Les objets protecteurs d’Evgueny Antufyev sont des cocons, des «êtres» de chiffons créés pour protéger du monde extérieur. Les tissus usés, vieux bouts de vêtements encore «habités» par leurs anciens propriétaires se transforment en poupées étranges, embryons d’un petit peuple d’êtres zoomorphes ou anthropomorphes, dont les expressions parfois terrifiantes ne cherchent qu’à écarter la peur.

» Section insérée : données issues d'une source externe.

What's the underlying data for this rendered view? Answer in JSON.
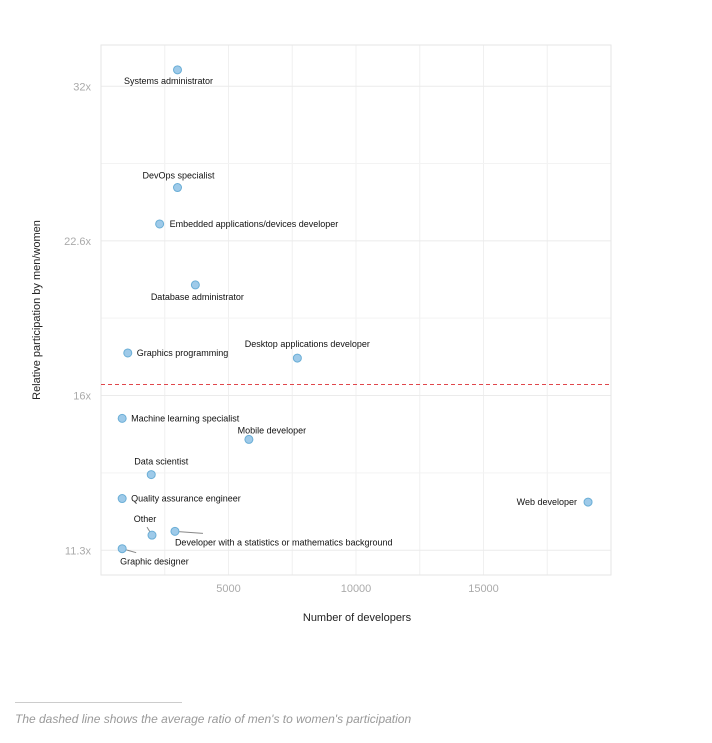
{
  "chart_data": {
    "type": "scatter",
    "xlabel": "Number of developers",
    "ylabel": "Relative participation by men/women",
    "xlim": [
      0,
      20000
    ],
    "ylim": [
      10.7,
      35.1
    ],
    "y_scale": "log",
    "grid": true,
    "x_ticks": [
      {
        "value": 5000,
        "label": "5000"
      },
      {
        "value": 10000,
        "label": "10000"
      },
      {
        "value": 15000,
        "label": "15000"
      }
    ],
    "y_ticks": [
      {
        "value": 11.31,
        "label": "11.3x"
      },
      {
        "value": 16,
        "label": "16x"
      },
      {
        "value": 22.63,
        "label": "22.6x"
      },
      {
        "value": 32,
        "label": "32x"
      }
    ],
    "reference_line": {
      "y": 16.4,
      "style": "dashed",
      "color": "#e0474c"
    },
    "point_color": "#9ecae9",
    "point_stroke": "#6aaed6",
    "points": [
      {
        "label": "Systems administrator",
        "x": 3000,
        "y": 33.2
      },
      {
        "label": "DevOps specialist",
        "x": 3000,
        "y": 25.5
      },
      {
        "label": "Embedded applications/devices developer",
        "x": 2300,
        "y": 23.5
      },
      {
        "label": "Database administrator",
        "x": 3700,
        "y": 20.5
      },
      {
        "label": "Graphics programming",
        "x": 1050,
        "y": 17.6
      },
      {
        "label": "Desktop applications developer",
        "x": 7700,
        "y": 17.4
      },
      {
        "label": "Machine learning specialist",
        "x": 830,
        "y": 15.2
      },
      {
        "label": "Mobile developer",
        "x": 5800,
        "y": 14.5
      },
      {
        "label": "Data scientist",
        "x": 1970,
        "y": 13.4
      },
      {
        "label": "Quality assurance engineer",
        "x": 830,
        "y": 12.7
      },
      {
        "label": "Web developer",
        "x": 19100,
        "y": 12.6
      },
      {
        "label": "Other",
        "x": 2000,
        "y": 11.7
      },
      {
        "label": "Developer with a statistics or mathematics background",
        "x": 2900,
        "y": 11.8
      },
      {
        "label": "Graphic designer",
        "x": 830,
        "y": 11.35
      }
    ]
  },
  "footnote": "The dashed line shows the average ratio of men's to women's participation"
}
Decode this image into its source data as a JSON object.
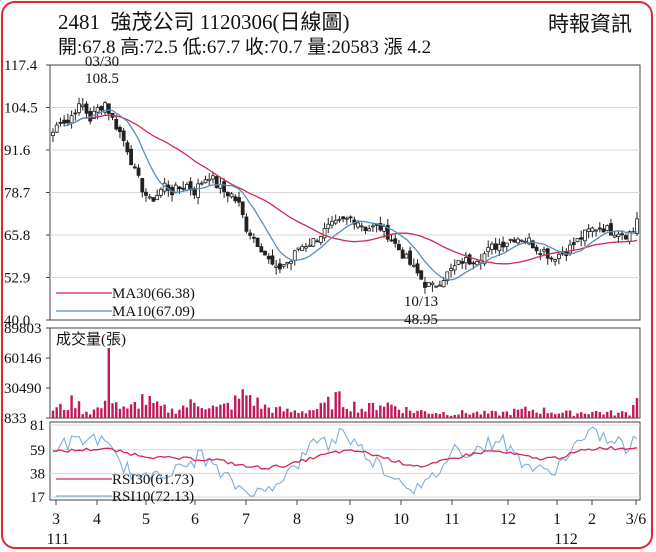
{
  "header": {
    "stock_code": "2481",
    "stock_name": "強茂公司",
    "date_and_type": "1120306(日線圖)",
    "source": "時報資訊",
    "ohlc_text": "開:67.8 高:72.5 低:67.7 收:70.7 量:20583 漲 4.2"
  },
  "colors": {
    "border": "#e0282e",
    "candle": "#222222",
    "ma30": "#d0285a",
    "ma10": "#5a8fb8",
    "volume": "#c2185b",
    "rsi30": "#d0285a",
    "rsi10": "#7faed4",
    "grid": "#d8d8d8"
  },
  "chart_data": [
    {
      "type": "candlestick",
      "title": "",
      "yticks": [
        "117.4",
        "104.5",
        "91.6",
        "78.7",
        "65.8",
        "52.9",
        "40.0"
      ],
      "ylim": [
        40.0,
        117.4
      ],
      "annotations": [
        {
          "date": "03/30",
          "value": "108.5",
          "kind": "high"
        },
        {
          "date": "10/13",
          "value": "48.95",
          "kind": "low"
        }
      ],
      "legend": [
        {
          "label": "MA30(66.38)",
          "value": 66.38,
          "color": "#d0285a"
        },
        {
          "label": "MA10(67.09)",
          "value": 67.09,
          "color": "#5a8fb8"
        }
      ],
      "price_path": [
        [
          0,
          97
        ],
        [
          2,
          101
        ],
        [
          4,
          100
        ],
        [
          6,
          104
        ],
        [
          8,
          105
        ],
        [
          10,
          101
        ],
        [
          12,
          104
        ],
        [
          14,
          106
        ],
        [
          16,
          101
        ],
        [
          18,
          97
        ],
        [
          20,
          92
        ],
        [
          22,
          85
        ],
        [
          24,
          80
        ],
        [
          26,
          76
        ],
        [
          28,
          78
        ],
        [
          30,
          81
        ],
        [
          32,
          79
        ],
        [
          34,
          80
        ],
        [
          36,
          81
        ],
        [
          38,
          79
        ],
        [
          40,
          82
        ],
        [
          42,
          84
        ],
        [
          44,
          81
        ],
        [
          46,
          79
        ],
        [
          48,
          78
        ],
        [
          50,
          75
        ],
        [
          52,
          68
        ],
        [
          54,
          65
        ],
        [
          56,
          62
        ],
        [
          58,
          58
        ],
        [
          60,
          55
        ],
        [
          62,
          57
        ],
        [
          64,
          58
        ],
        [
          66,
          62
        ],
        [
          68,
          63
        ],
        [
          70,
          64
        ],
        [
          72,
          66
        ],
        [
          74,
          68
        ],
        [
          76,
          69
        ],
        [
          78,
          70
        ],
        [
          80,
          71
        ],
        [
          82,
          70
        ],
        [
          84,
          68
        ],
        [
          86,
          68
        ],
        [
          88,
          68
        ],
        [
          90,
          66
        ],
        [
          92,
          63
        ],
        [
          94,
          60
        ],
        [
          96,
          57
        ],
        [
          98,
          54
        ],
        [
          100,
          51
        ],
        [
          102,
          50
        ],
        [
          104,
          52
        ],
        [
          106,
          54
        ],
        [
          108,
          56
        ],
        [
          110,
          58
        ],
        [
          112,
          58
        ],
        [
          114,
          59
        ],
        [
          116,
          60
        ],
        [
          118,
          62
        ],
        [
          120,
          63
        ],
        [
          122,
          64
        ],
        [
          124,
          65
        ],
        [
          126,
          65
        ],
        [
          128,
          64
        ],
        [
          130,
          62
        ],
        [
          132,
          61
        ],
        [
          134,
          59
        ],
        [
          136,
          60
        ],
        [
          138,
          61
        ],
        [
          140,
          63
        ],
        [
          142,
          65
        ],
        [
          144,
          67
        ],
        [
          146,
          68
        ],
        [
          148,
          68
        ],
        [
          150,
          67
        ],
        [
          152,
          67
        ],
        [
          154,
          66
        ],
        [
          156,
          67
        ],
        [
          157,
          70
        ]
      ]
    },
    {
      "type": "bar",
      "title": "成交量(張)",
      "yticks": [
        "89803",
        "60146",
        "30490",
        "833"
      ],
      "ylim": [
        833,
        89803
      ],
      "volume_profile": [
        [
          0,
          10000
        ],
        [
          2,
          12000
        ],
        [
          4,
          15000
        ],
        [
          6,
          20000
        ],
        [
          8,
          9000
        ],
        [
          10,
          8000
        ],
        [
          14,
          14000
        ],
        [
          15,
          70000
        ],
        [
          16,
          25000
        ],
        [
          17,
          18000
        ],
        [
          18,
          12000
        ],
        [
          20,
          9000
        ],
        [
          24,
          22000
        ],
        [
          28,
          13000
        ],
        [
          32,
          9000
        ],
        [
          36,
          15000
        ],
        [
          40,
          18000
        ],
        [
          44,
          11000
        ],
        [
          48,
          16000
        ],
        [
          52,
          28000
        ],
        [
          56,
          14000
        ],
        [
          60,
          10000
        ],
        [
          64,
          8000
        ],
        [
          68,
          9000
        ],
        [
          72,
          12000
        ],
        [
          76,
          22000
        ],
        [
          80,
          16000
        ],
        [
          84,
          10000
        ],
        [
          88,
          18000
        ],
        [
          92,
          14000
        ],
        [
          96,
          9000
        ],
        [
          100,
          8000
        ],
        [
          104,
          7000
        ],
        [
          108,
          6000
        ],
        [
          112,
          7000
        ],
        [
          116,
          6000
        ],
        [
          120,
          6000
        ],
        [
          124,
          8000
        ],
        [
          128,
          10000
        ],
        [
          132,
          9000
        ],
        [
          136,
          7000
        ],
        [
          140,
          6000
        ],
        [
          144,
          8000
        ],
        [
          148,
          7000
        ],
        [
          152,
          6000
        ],
        [
          155,
          7000
        ],
        [
          157,
          20583
        ]
      ]
    },
    {
      "type": "line",
      "title": "",
      "yticks": [
        "81",
        "59",
        "38",
        "17"
      ],
      "ylim": [
        17,
        81
      ],
      "legend": [
        {
          "label": "RSI30(61.73)",
          "value": 61.73,
          "color": "#d0285a"
        },
        {
          "label": "RSI10(72.13)",
          "value": 72.13,
          "color": "#7faed4"
        }
      ],
      "rsi10_path": [
        [
          0,
          62
        ],
        [
          6,
          66
        ],
        [
          12,
          70
        ],
        [
          16,
          55
        ],
        [
          20,
          42
        ],
        [
          24,
          30
        ],
        [
          28,
          42
        ],
        [
          32,
          38
        ],
        [
          36,
          45
        ],
        [
          40,
          55
        ],
        [
          44,
          40
        ],
        [
          48,
          30
        ],
        [
          52,
          22
        ],
        [
          56,
          20
        ],
        [
          58,
          25
        ],
        [
          60,
          32
        ],
        [
          64,
          40
        ],
        [
          68,
          55
        ],
        [
          70,
          65
        ],
        [
          72,
          72
        ],
        [
          74,
          62
        ],
        [
          76,
          70
        ],
        [
          78,
          78
        ],
        [
          80,
          68
        ],
        [
          84,
          56
        ],
        [
          88,
          45
        ],
        [
          92,
          35
        ],
        [
          96,
          28
        ],
        [
          98,
          24
        ],
        [
          100,
          26
        ],
        [
          104,
          42
        ],
        [
          108,
          60
        ],
        [
          112,
          58
        ],
        [
          116,
          62
        ],
        [
          120,
          70
        ],
        [
          124,
          55
        ],
        [
          128,
          45
        ],
        [
          132,
          38
        ],
        [
          136,
          45
        ],
        [
          140,
          62
        ],
        [
          144,
          70
        ],
        [
          146,
          75
        ],
        [
          148,
          70
        ],
        [
          150,
          65
        ],
        [
          152,
          66
        ],
        [
          155,
          58
        ],
        [
          157,
          72
        ]
      ],
      "rsi30_path": [
        [
          0,
          57
        ],
        [
          8,
          59
        ],
        [
          14,
          60
        ],
        [
          20,
          56
        ],
        [
          28,
          52
        ],
        [
          36,
          51
        ],
        [
          44,
          50
        ],
        [
          52,
          44
        ],
        [
          58,
          43
        ],
        [
          64,
          46
        ],
        [
          70,
          52
        ],
        [
          76,
          57
        ],
        [
          82,
          58
        ],
        [
          88,
          53
        ],
        [
          94,
          47
        ],
        [
          100,
          44
        ],
        [
          106,
          50
        ],
        [
          112,
          55
        ],
        [
          118,
          58
        ],
        [
          124,
          55
        ],
        [
          130,
          51
        ],
        [
          136,
          52
        ],
        [
          142,
          58
        ],
        [
          148,
          61
        ],
        [
          154,
          60
        ],
        [
          157,
          61.73
        ]
      ]
    }
  ],
  "x_axis": {
    "months": [
      "3",
      "4",
      "5",
      "6",
      "7",
      "8",
      "9",
      "10",
      "11",
      "12",
      "1",
      "2",
      "3/6"
    ],
    "years": [
      "111",
      "112"
    ]
  }
}
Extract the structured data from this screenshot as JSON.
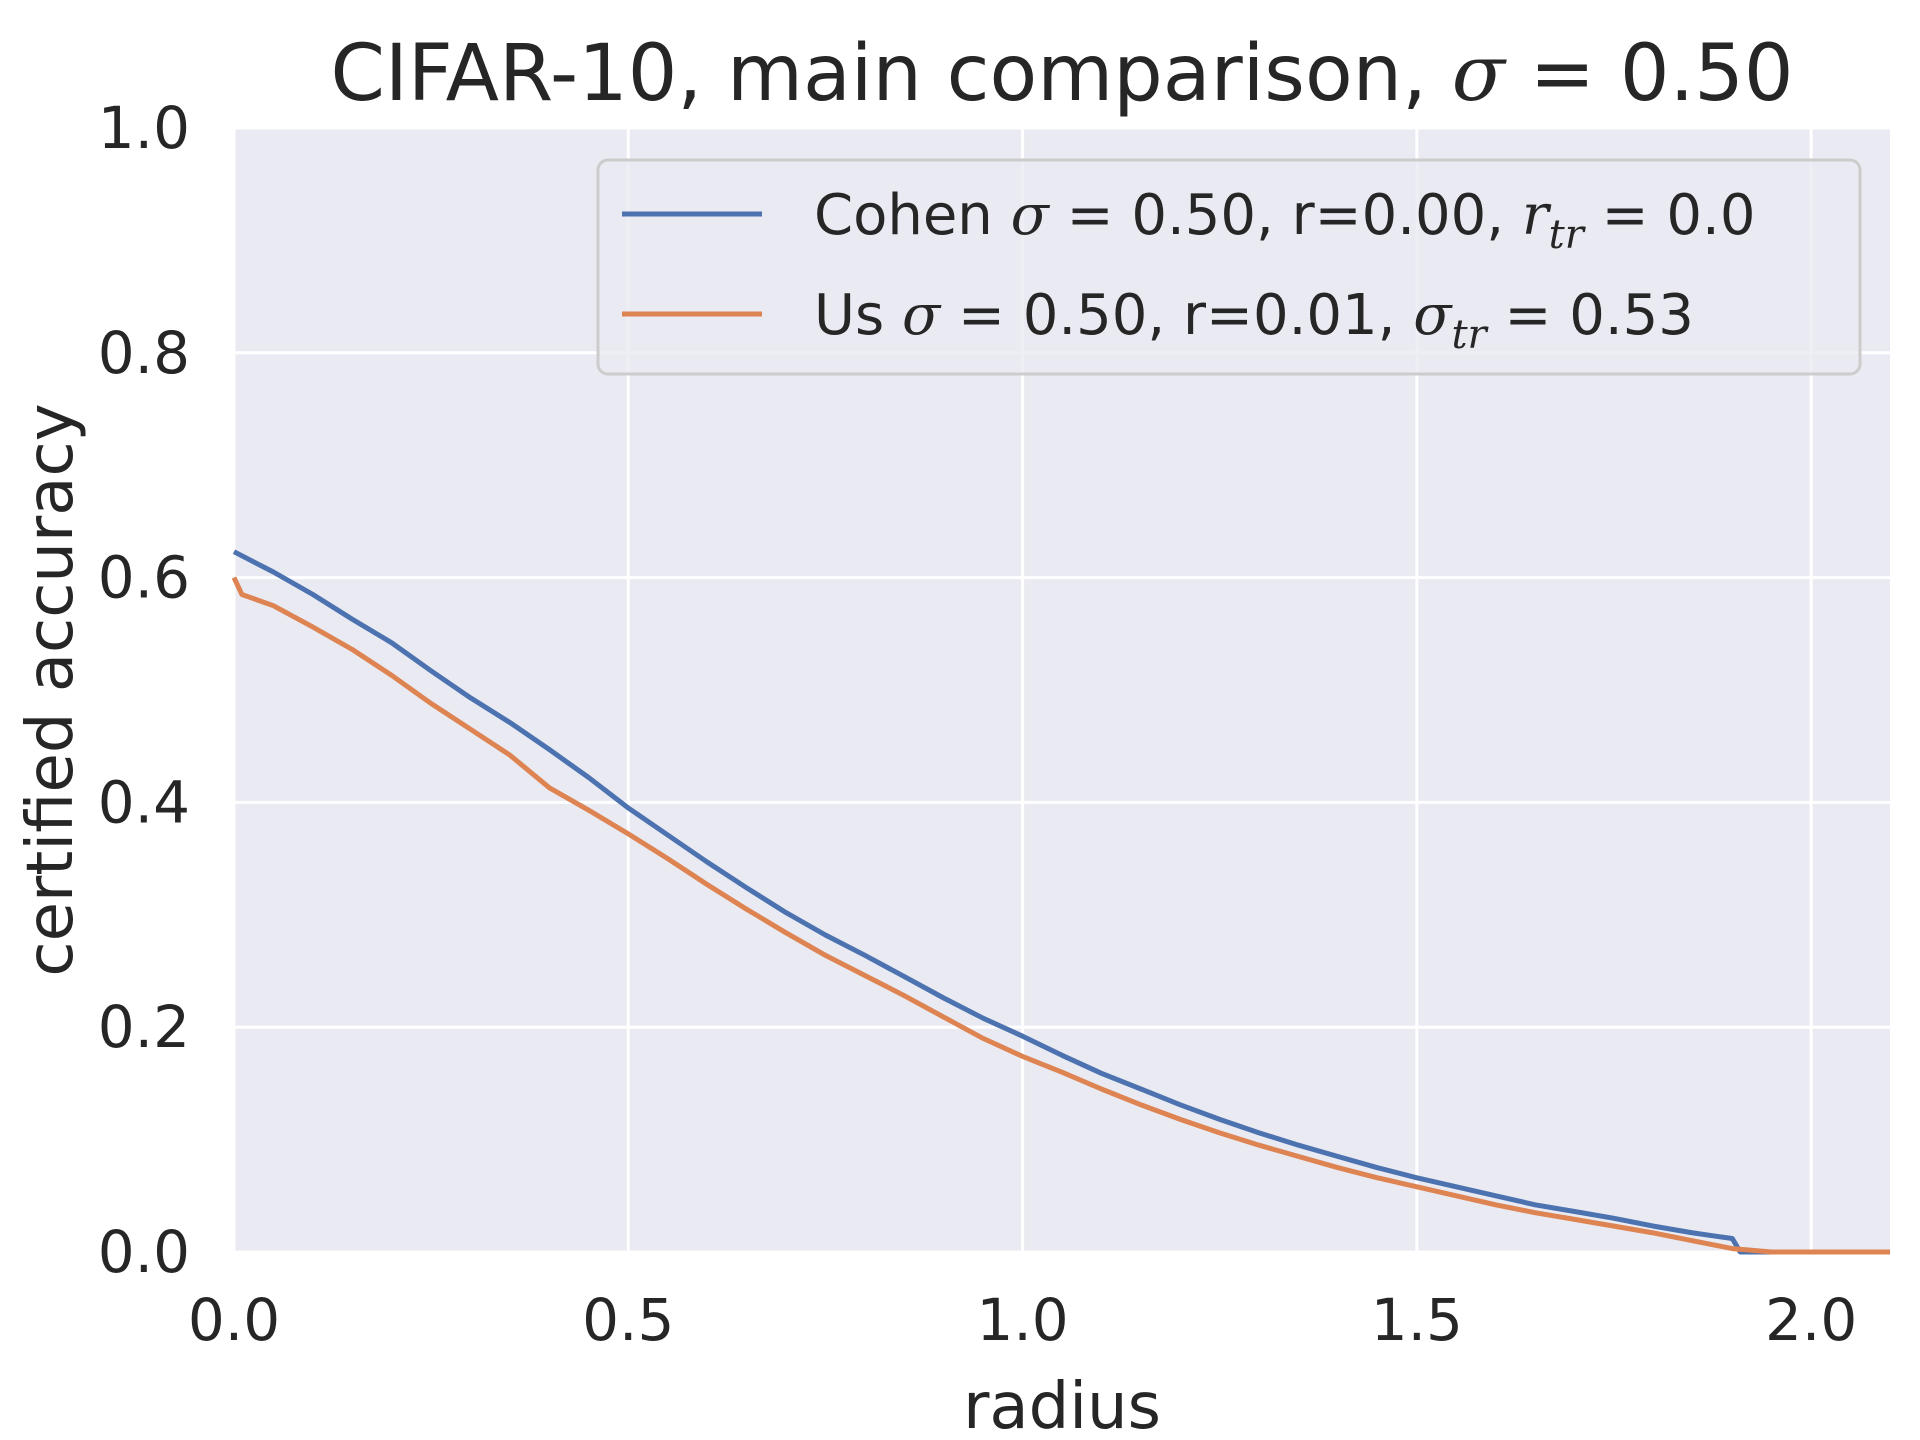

Ses installations, «mandala» d’objets hétéroclites, assemblent des petits «trésors» d’enfant, des fleurs, des insectes, des bouts d’os, des crânes d’animaux sauvages, des dents. L’objet devient mémoire physique, d’un lieu, d’un moment. Il les ordonne de façon à recréer une harmonie , un équilibre. «J’ai l’impression, dit-il, que si on met tous les objets à la bonne place, alors il doit obligatoirement se passer quelque chose… alors tout se remet dans le bon ordre, dans la vie, partout… il suffit juste de choisir les bons objets et de les placer.»

Des objets «investis», par lesquels Evgueny Antufyev crée un entourage sacré mêlant sa famille et sa terre, un chemin de retour vers la matrice perdue, le monde idéal, là où la peur n’existe pas.